Competition was measured both at the industry level, by calculating the portion of the auto market that the carmaker controlled, and at the vehicle level, by counting the number of similar substitutes that a buyer could choose for a given car model.

Modeling Corporate Misconduct

The models confirmed the authors’ hypothesis that fierce competition leads to more cheating. But, even more interestingly, they found that tightening the standards played a bigger role. For every 1% the standards were tightened, the probability of misconduct increased by 1.72%.

“Even if I were to add up model-level competition and market-level competition, the effect of standard-tightening is almost twice that,” Chopra says.

And not all cars were created equal. According to the model, carmakers invested in meeting standards on more expensive cars with profit margins that justified the cost, as well as on lower-power cars, whose buyers were less likely to care about loss of horsepower and acceleration.

“Whenever it made sense to reduce emissions, they were doing so,” Chopra says. “But they were failing to meet standards when either that would result in a big loss relative to the margin, or it would upset the customer because the customer really cared about power.”

A Counterintuitive Solution

In the aftermath of the Volkswagen scandal, EU policymakers chose to double the acceptable NOx emissions limit. It was a counterintuitive move, seen by some as regulators kowtowing to the industry they were supposed to oversee. (The U.S., whose NOx limits have been considerably stricter than those of the EU, has not rolled back its standards.)

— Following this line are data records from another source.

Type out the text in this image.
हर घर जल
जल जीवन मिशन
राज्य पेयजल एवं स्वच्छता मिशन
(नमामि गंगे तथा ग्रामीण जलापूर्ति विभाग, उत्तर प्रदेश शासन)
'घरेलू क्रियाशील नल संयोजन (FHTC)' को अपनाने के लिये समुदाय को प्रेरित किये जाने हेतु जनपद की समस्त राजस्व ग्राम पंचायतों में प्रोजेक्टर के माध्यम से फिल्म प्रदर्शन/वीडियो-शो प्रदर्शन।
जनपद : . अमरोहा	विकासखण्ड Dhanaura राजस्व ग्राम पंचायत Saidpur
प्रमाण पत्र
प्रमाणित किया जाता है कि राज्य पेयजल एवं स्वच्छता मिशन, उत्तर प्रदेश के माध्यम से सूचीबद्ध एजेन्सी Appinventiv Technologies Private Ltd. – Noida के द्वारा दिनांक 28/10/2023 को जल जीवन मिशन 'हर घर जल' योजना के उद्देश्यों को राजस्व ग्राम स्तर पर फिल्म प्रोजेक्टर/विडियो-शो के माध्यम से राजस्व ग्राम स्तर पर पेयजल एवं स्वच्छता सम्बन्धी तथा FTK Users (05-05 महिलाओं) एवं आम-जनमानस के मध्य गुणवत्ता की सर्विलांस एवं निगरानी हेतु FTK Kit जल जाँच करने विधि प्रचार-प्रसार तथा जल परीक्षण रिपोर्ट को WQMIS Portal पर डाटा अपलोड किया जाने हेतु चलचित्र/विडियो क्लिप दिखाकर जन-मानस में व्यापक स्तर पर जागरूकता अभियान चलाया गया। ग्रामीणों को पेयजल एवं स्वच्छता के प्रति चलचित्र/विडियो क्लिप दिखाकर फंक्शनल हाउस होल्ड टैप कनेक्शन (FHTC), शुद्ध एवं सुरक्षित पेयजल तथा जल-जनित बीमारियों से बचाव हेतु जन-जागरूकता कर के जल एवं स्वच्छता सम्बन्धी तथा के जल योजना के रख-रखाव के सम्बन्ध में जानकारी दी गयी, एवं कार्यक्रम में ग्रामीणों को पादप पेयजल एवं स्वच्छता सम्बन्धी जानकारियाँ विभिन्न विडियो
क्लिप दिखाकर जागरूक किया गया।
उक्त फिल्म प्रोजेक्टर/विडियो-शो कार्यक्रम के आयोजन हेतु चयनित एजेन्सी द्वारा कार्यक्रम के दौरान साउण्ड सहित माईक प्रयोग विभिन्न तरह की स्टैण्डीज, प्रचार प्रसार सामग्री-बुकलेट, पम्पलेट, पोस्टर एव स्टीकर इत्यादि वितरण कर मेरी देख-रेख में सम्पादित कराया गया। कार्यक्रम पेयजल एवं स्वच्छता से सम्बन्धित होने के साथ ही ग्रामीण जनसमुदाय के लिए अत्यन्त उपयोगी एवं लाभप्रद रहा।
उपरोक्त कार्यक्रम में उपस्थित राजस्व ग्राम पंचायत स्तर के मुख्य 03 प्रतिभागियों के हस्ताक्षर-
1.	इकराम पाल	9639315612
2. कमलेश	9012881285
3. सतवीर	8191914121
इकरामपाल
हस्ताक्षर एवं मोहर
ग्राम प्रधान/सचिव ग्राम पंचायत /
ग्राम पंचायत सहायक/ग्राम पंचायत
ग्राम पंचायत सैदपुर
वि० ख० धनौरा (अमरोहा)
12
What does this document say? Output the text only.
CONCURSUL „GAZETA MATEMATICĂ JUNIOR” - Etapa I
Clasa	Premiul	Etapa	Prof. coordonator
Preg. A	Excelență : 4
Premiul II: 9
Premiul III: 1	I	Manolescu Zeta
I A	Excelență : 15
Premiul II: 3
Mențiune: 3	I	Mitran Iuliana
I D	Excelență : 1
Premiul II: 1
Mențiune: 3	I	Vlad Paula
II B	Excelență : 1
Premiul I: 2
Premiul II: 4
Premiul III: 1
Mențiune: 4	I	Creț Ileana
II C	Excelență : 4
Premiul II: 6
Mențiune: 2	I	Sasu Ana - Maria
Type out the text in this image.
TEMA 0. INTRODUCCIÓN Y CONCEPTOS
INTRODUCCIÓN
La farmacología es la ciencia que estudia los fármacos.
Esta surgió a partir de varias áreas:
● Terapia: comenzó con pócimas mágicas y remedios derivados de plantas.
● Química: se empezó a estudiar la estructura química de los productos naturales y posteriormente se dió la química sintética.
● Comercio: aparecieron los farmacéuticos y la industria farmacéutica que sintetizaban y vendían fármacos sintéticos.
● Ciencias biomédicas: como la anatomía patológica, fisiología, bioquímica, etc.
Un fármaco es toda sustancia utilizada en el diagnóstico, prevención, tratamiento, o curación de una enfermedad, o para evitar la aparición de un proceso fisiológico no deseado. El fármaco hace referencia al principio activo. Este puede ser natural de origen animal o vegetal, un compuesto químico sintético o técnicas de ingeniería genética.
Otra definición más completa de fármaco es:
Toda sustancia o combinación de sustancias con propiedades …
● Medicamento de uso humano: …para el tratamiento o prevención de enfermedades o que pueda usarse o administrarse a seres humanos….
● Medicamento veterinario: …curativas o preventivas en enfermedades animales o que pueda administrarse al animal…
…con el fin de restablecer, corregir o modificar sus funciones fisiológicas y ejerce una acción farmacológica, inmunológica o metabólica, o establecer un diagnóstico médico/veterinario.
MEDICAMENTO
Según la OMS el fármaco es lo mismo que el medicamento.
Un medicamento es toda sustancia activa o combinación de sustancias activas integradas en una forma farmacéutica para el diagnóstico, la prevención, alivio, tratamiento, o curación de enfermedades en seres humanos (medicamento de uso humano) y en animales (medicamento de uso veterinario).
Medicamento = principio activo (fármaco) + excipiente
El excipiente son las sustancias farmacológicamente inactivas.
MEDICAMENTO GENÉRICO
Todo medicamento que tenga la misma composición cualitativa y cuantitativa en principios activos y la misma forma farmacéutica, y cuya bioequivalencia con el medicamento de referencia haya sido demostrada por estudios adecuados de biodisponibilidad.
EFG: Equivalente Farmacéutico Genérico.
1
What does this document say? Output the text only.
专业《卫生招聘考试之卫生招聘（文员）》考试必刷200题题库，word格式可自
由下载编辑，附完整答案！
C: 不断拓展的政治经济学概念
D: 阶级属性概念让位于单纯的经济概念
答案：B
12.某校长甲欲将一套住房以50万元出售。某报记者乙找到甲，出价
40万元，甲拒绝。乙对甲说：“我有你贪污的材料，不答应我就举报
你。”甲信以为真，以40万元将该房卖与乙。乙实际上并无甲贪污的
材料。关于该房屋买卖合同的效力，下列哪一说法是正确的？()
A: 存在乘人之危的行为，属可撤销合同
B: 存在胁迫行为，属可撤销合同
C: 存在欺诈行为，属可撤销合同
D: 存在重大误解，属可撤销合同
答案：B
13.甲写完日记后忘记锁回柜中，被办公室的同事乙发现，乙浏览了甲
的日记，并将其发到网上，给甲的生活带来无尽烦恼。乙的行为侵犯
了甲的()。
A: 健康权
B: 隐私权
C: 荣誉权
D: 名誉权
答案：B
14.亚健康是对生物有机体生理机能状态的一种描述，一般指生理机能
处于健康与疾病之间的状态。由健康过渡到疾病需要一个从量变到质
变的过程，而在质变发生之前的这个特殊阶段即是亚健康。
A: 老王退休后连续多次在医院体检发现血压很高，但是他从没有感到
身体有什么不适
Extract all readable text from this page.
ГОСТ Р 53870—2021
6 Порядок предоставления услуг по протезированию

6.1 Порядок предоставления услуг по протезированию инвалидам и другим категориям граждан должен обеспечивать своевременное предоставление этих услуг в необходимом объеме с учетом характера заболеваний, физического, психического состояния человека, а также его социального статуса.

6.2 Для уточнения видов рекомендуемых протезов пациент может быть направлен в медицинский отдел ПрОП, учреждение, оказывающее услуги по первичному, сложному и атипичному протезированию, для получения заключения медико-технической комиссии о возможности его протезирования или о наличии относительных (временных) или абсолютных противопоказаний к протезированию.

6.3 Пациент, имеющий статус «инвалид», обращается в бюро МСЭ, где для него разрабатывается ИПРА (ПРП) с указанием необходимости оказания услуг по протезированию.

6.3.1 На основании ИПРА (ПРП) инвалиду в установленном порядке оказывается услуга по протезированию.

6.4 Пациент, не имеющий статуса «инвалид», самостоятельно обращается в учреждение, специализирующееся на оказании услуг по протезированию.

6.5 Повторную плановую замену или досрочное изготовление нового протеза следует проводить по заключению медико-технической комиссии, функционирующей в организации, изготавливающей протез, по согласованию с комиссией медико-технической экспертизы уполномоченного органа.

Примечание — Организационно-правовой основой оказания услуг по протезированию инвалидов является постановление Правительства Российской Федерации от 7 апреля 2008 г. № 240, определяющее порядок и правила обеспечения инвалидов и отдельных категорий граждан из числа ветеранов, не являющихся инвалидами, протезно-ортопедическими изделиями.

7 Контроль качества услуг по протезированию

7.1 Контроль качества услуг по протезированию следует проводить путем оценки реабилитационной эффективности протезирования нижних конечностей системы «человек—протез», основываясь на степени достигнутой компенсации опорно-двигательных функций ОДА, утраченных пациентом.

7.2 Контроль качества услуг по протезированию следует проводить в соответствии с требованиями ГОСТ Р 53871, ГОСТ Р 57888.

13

But Chopra and Hu do not see it as buckling. When they ran their model again with the new limits, they found that carmakers are likely to exert more effort toward actually meeting the lower levels, reducing misconduct by 9–11% in the short term.

It is a temporary fix. Once regulators have found a way to detect cheating, Chopra says, they can consider tightening standards again. Which speaks to another key lesson from the paper: if regulators want standards to work as intended, they must increase the odds that an automaker will incur a penalty for cheating. This means improving monitoring capabilities. The EU has already begun to do this, adopting a new emissions test that will prevent companies from deceiving inspectors as Volkswagen did.

It’s a solid start. But Chopra emphasizes that regulators must remain one step ahead of the industry year after year. “There’s no point in tightening the standards if you can’t improve monitoring and enforcement,” he says.

Sympathy for the Defrauder?

One could see this research as offering a forgiving perspective on the Volkswagen scandal, depicting a rational firm responding logically to a set of strong incentives in a hypercompetitive and overregulated industry.

Might any other company in the same situation—constrained on one side by tight regulations and on the other by the imperative to outdo the competition—also feel that cheating was its only option?

Chopra doesn’t think so. “Rather than trying and failing, what Volkswagen did was recognize the form of imperfect monitoring and seek to exploit it,” he argues.

“I don’t have much sympathy for Volkswagen.”